Since LGPD came into force, the Brazilian National Data Protection Authority (“ANPD”) has been issuing guidelines on specific topics in order to facilitate and guide the interpretation and application of the law, in addition to clarifying doubts relating to certain concepts and aspects of LGPD.
Among the publication issued by the ANPD so far, the Guideline for the Definition for Personal Data Processing Agents, despite not having a bidding nature, is a relevant and enlightening document.
This publication aims to determinate guidelines to data processing agents, legal concepts, clarify the respective responsibility of each of these actors, provide examples on the topic regarding the clarifications addressed by the ANPD, and give answers to recurring questions on the topic.
The main point addressed in the Guideline concerns to the definition and possibility of joint controllership. Although LGPD specifically defines what is a data controller and a data processor, it does not mention or clearly establishes the possibility of a data processing dynamic with two data controllers, a situation that, in practical terms, can occur frequently and is regulated, for example, by the European Data Protection Law, GDPR.
In general terms, the main difference in a joint controllership relationship of data processing is that the decision-making power to define the purposes of the processing is divide by two or more responsible parties. The ANPD Guideline mentions the European regulation, which stipulates joint controllership in situations of “joint participation” when defining the “purposes and means of data processing”.

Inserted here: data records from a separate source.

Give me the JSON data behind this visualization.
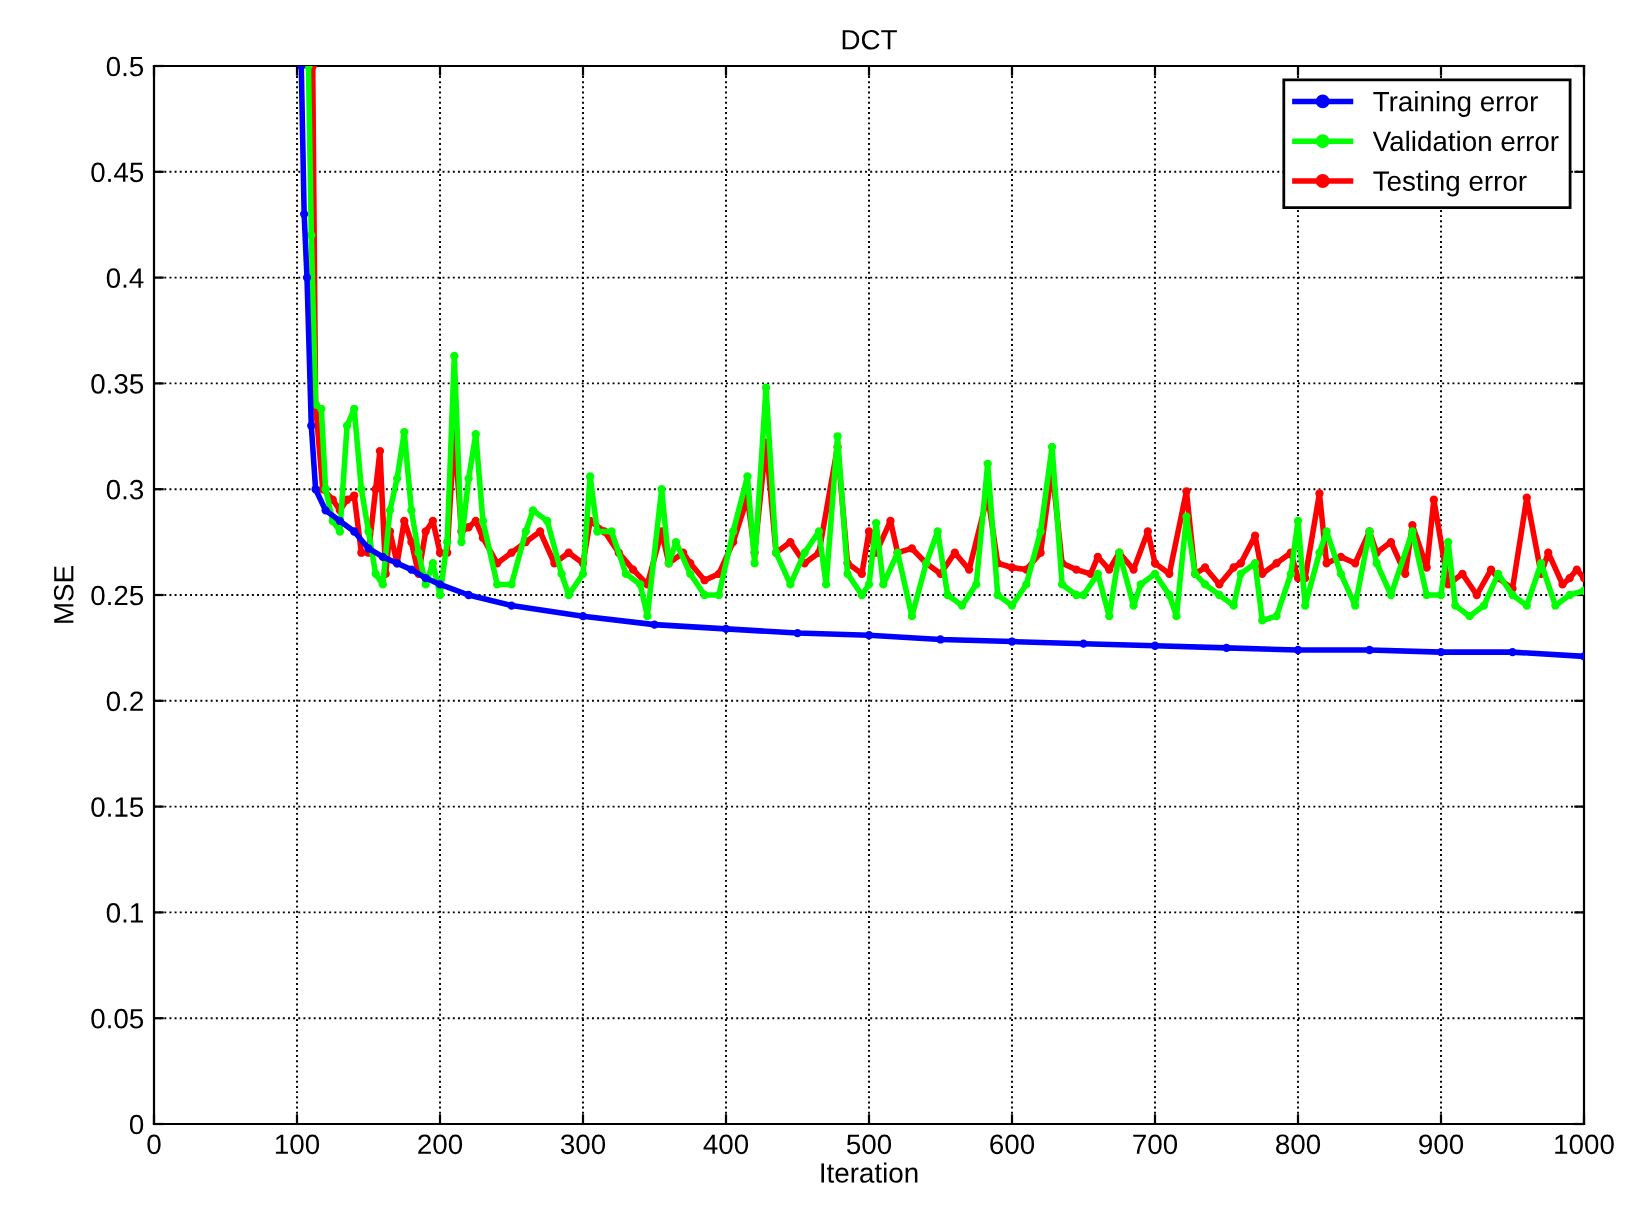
{
  "chart_data": {
    "type": "line",
    "title": "DCT",
    "xlabel": "Iteration",
    "ylabel": "MSE",
    "xlim": [
      0,
      1000
    ],
    "ylim": [
      0,
      0.5
    ],
    "xticks": [
      0,
      100,
      200,
      300,
      400,
      500,
      600,
      700,
      800,
      900,
      1000
    ],
    "yticks": [
      0,
      0.05,
      0.1,
      0.15,
      0.2,
      0.25,
      0.3,
      0.35,
      0.4,
      0.45,
      0.5
    ],
    "grid": true,
    "legend": "top right",
    "marker": "circle",
    "line_style": "solid",
    "series": [
      {
        "name": "Training error",
        "color": "#0000ff",
        "x": [
          103,
          105,
          107,
          110,
          113,
          120,
          130,
          140,
          150,
          160,
          170,
          180,
          190,
          200,
          220,
          250,
          300,
          350,
          400,
          450,
          500,
          550,
          600,
          650,
          700,
          750,
          800,
          850,
          900,
          950,
          1000
        ],
        "values": [
          0.5,
          0.43,
          0.4,
          0.33,
          0.3,
          0.29,
          0.285,
          0.28,
          0.272,
          0.268,
          0.265,
          0.262,
          0.258,
          0.255,
          0.25,
          0.245,
          0.24,
          0.236,
          0.234,
          0.232,
          0.231,
          0.229,
          0.228,
          0.227,
          0.226,
          0.225,
          0.224,
          0.224,
          0.223,
          0.223,
          0.221
        ]
      },
      {
        "name": "Validation error",
        "color": "#00ff00",
        "x": [
          108,
          110,
          113,
          117,
          120,
          125,
          130,
          135,
          140,
          145,
          150,
          155,
          160,
          165,
          170,
          175,
          180,
          185,
          190,
          195,
          200,
          205,
          210,
          215,
          220,
          225,
          230,
          240,
          250,
          260,
          265,
          275,
          285,
          290,
          300,
          305,
          310,
          320,
          330,
          340,
          345,
          355,
          360,
          365,
          375,
          385,
          395,
          405,
          415,
          420,
          428,
          435,
          445,
          455,
          465,
          470,
          478,
          485,
          495,
          500,
          505,
          510,
          520,
          530,
          540,
          548,
          555,
          565,
          575,
          583,
          590,
          600,
          610,
          620,
          628,
          635,
          645,
          650,
          660,
          668,
          675,
          685,
          690,
          700,
          710,
          715,
          722,
          728,
          735,
          745,
          755,
          760,
          770,
          775,
          785,
          795,
          800,
          805,
          815,
          820,
          830,
          840,
          850,
          855,
          865,
          880,
          890,
          900,
          905,
          910,
          920,
          930,
          940,
          950,
          960,
          970,
          980,
          990,
          1000
        ],
        "values": [
          0.5,
          0.42,
          0.34,
          0.338,
          0.3,
          0.285,
          0.28,
          0.33,
          0.338,
          0.3,
          0.28,
          0.26,
          0.255,
          0.29,
          0.305,
          0.327,
          0.29,
          0.27,
          0.255,
          0.265,
          0.25,
          0.275,
          0.363,
          0.275,
          0.305,
          0.326,
          0.285,
          0.255,
          0.255,
          0.28,
          0.29,
          0.285,
          0.26,
          0.25,
          0.26,
          0.306,
          0.28,
          0.28,
          0.26,
          0.255,
          0.24,
          0.3,
          0.265,
          0.275,
          0.26,
          0.25,
          0.25,
          0.28,
          0.306,
          0.265,
          0.348,
          0.27,
          0.255,
          0.27,
          0.28,
          0.255,
          0.325,
          0.26,
          0.25,
          0.255,
          0.284,
          0.255,
          0.27,
          0.24,
          0.265,
          0.28,
          0.25,
          0.245,
          0.255,
          0.312,
          0.25,
          0.245,
          0.255,
          0.28,
          0.32,
          0.255,
          0.25,
          0.25,
          0.26,
          0.24,
          0.27,
          0.245,
          0.255,
          0.26,
          0.25,
          0.24,
          0.287,
          0.26,
          0.255,
          0.25,
          0.245,
          0.26,
          0.265,
          0.238,
          0.24,
          0.26,
          0.285,
          0.245,
          0.27,
          0.28,
          0.26,
          0.245,
          0.28,
          0.265,
          0.25,
          0.28,
          0.25,
          0.25,
          0.275,
          0.245,
          0.24,
          0.245,
          0.26,
          0.25,
          0.245,
          0.265,
          0.245,
          0.25,
          0.252
        ]
      },
      {
        "name": "Testing error",
        "color": "#ff0000",
        "x": [
          111,
          113,
          118,
          125,
          130,
          135,
          140,
          145,
          150,
          155,
          158,
          162,
          165,
          170,
          175,
          180,
          185,
          190,
          195,
          200,
          205,
          210,
          215,
          220,
          225,
          230,
          240,
          250,
          260,
          270,
          280,
          290,
          300,
          305,
          315,
          325,
          335,
          345,
          355,
          360,
          370,
          375,
          385,
          395,
          405,
          415,
          420,
          428,
          435,
          445,
          455,
          465,
          478,
          485,
          495,
          500,
          505,
          515,
          520,
          530,
          540,
          550,
          560,
          570,
          583,
          590,
          600,
          610,
          620,
          628,
          635,
          645,
          655,
          660,
          668,
          675,
          685,
          695,
          700,
          710,
          722,
          728,
          735,
          745,
          755,
          760,
          770,
          775,
          785,
          795,
          800,
          805,
          815,
          820,
          830,
          840,
          850,
          855,
          865,
          875,
          880,
          890,
          895,
          905,
          915,
          925,
          935,
          940,
          950,
          960,
          970,
          975,
          985,
          990,
          995,
          1000
        ],
        "values": [
          0.5,
          0.34,
          0.3,
          0.295,
          0.29,
          0.295,
          0.297,
          0.27,
          0.27,
          0.3,
          0.318,
          0.26,
          0.28,
          0.265,
          0.285,
          0.275,
          0.26,
          0.28,
          0.285,
          0.27,
          0.27,
          0.327,
          0.28,
          0.282,
          0.285,
          0.277,
          0.265,
          0.27,
          0.275,
          0.28,
          0.265,
          0.27,
          0.265,
          0.285,
          0.28,
          0.27,
          0.262,
          0.255,
          0.28,
          0.265,
          0.27,
          0.265,
          0.257,
          0.26,
          0.275,
          0.296,
          0.27,
          0.322,
          0.27,
          0.275,
          0.265,
          0.27,
          0.32,
          0.265,
          0.26,
          0.28,
          0.27,
          0.285,
          0.27,
          0.272,
          0.265,
          0.26,
          0.27,
          0.262,
          0.297,
          0.265,
          0.263,
          0.262,
          0.27,
          0.31,
          0.265,
          0.262,
          0.26,
          0.268,
          0.262,
          0.27,
          0.262,
          0.28,
          0.265,
          0.26,
          0.299,
          0.26,
          0.263,
          0.255,
          0.263,
          0.265,
          0.278,
          0.26,
          0.265,
          0.27,
          0.258,
          0.258,
          0.298,
          0.265,
          0.268,
          0.265,
          0.28,
          0.27,
          0.275,
          0.26,
          0.283,
          0.263,
          0.295,
          0.255,
          0.26,
          0.25,
          0.262,
          0.258,
          0.253,
          0.296,
          0.26,
          0.27,
          0.255,
          0.258,
          0.262,
          0.258
        ]
      }
    ]
  }
}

Furthermore, under the understanding and guidelines issued by the European Data Protection Committee (EDPB), the purposes of data processing, in this context, can be taken from common or convergent decisions of the data controllers.
Common decisions are those in which two or more entities have a common intention in relation to the purposes and means of processing personal data, while convergent decisions are those in which there are divergent decisions, however these are complementary, in the sense that the data processing would not be feasible without the participation of both data controllers.
Finally, ANPD, through this Guide, presents the basic criteria that needs to be fulfilled in order to identify the existence of joint controllership in the context of the Brazilian Data Protection Law, which are: (i) more than one data controller with decision-making power on the processing of personal data; (ii) existence of mutual interest of two or more data controllers, based on their own purposes, in the same data processing; and (iii) two or more data controllers are responsible for making common or converging decisions about the purposes and basic elements of the data processing.
Finally, despite the importance of this type of document published by ANPD, as this Guideline is not binding, there is still a long journey along the way for companies to have more security regarding the interpretation and application of the LGPD, which will begin to become clearer when more concrete positions by the Brazilian Authority are taken, such as the application of sanctions provided for by the LGPD.